Instead of writing only about books I’ve read, I am now writing about books I want (yearn) to read. Today’s newspapers mention Narayana Murthy’s young (rich) son squandering his wealth on something substantial: classical literature! Woohoo! 4.5 million dollars being endowed into the creation of the Murty Classical Library of India. (I wonder what happened to the ‘h’ in Murthy? Update: The ‘h’ is missing because his mother’s surname is Murty. Go matrilineal society!)
Now, I don’t know about you, but I’m excited! There are a few works already out, including Sufi Lyrics by Bullhe Shah which I almost ordered this morning. Other works include The History of Akbar (Akbarnama) by Abu’l-Fazl, Therigatha Poems of the first Buddhist Women and Telegu literary gem The Story of Mannu (Manucaritrama).
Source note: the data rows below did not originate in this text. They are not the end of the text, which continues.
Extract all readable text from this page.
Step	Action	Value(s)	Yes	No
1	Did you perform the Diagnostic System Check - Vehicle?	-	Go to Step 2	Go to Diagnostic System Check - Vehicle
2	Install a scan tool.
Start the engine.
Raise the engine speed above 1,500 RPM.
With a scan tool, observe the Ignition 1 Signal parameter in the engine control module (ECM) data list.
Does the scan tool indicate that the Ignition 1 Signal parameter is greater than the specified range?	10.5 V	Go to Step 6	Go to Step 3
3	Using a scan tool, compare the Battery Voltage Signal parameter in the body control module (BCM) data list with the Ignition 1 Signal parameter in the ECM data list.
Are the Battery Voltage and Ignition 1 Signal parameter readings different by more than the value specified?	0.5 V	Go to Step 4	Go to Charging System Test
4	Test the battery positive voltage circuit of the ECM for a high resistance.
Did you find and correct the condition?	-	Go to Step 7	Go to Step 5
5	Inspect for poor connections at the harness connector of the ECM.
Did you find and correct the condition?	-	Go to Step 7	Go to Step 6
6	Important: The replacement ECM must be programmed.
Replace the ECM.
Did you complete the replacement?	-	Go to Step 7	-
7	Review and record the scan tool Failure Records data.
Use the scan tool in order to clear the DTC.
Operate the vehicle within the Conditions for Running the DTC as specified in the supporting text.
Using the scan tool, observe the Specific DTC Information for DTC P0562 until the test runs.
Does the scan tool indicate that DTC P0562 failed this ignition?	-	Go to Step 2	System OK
I’ve only read a single page of Bullhe Shah’s translation so I can’t be the best judge, but I think I am correct in saying that these are not the drab, tired, literal translations that we’re used to. No, these translations are fresher, more colloquial; words that capture the poetic essence of the works. For example:
“Bullhe – does anyone know the true nature of love? It is
beautiful by name, but its actions are troublesome,
destroying both waking hours and sleep.”
These are facing-page translation, ie, the original work on the left (in the original language) and the English translation on the right.
And now I am going to progress to judge a book by it’s cover (eeps!). The Murty Classical Library book covers are attractive in the classical way. Minimal, hard-bound, gold embossed. Could fit right into a shelf of a DU or Presidency or Oxford college library (with an added layer of dust). The logo is of an elephant, albeit slightly funky with a curlicued trunk (funky orientalism?).
Yep, let’s give these a shot, I say!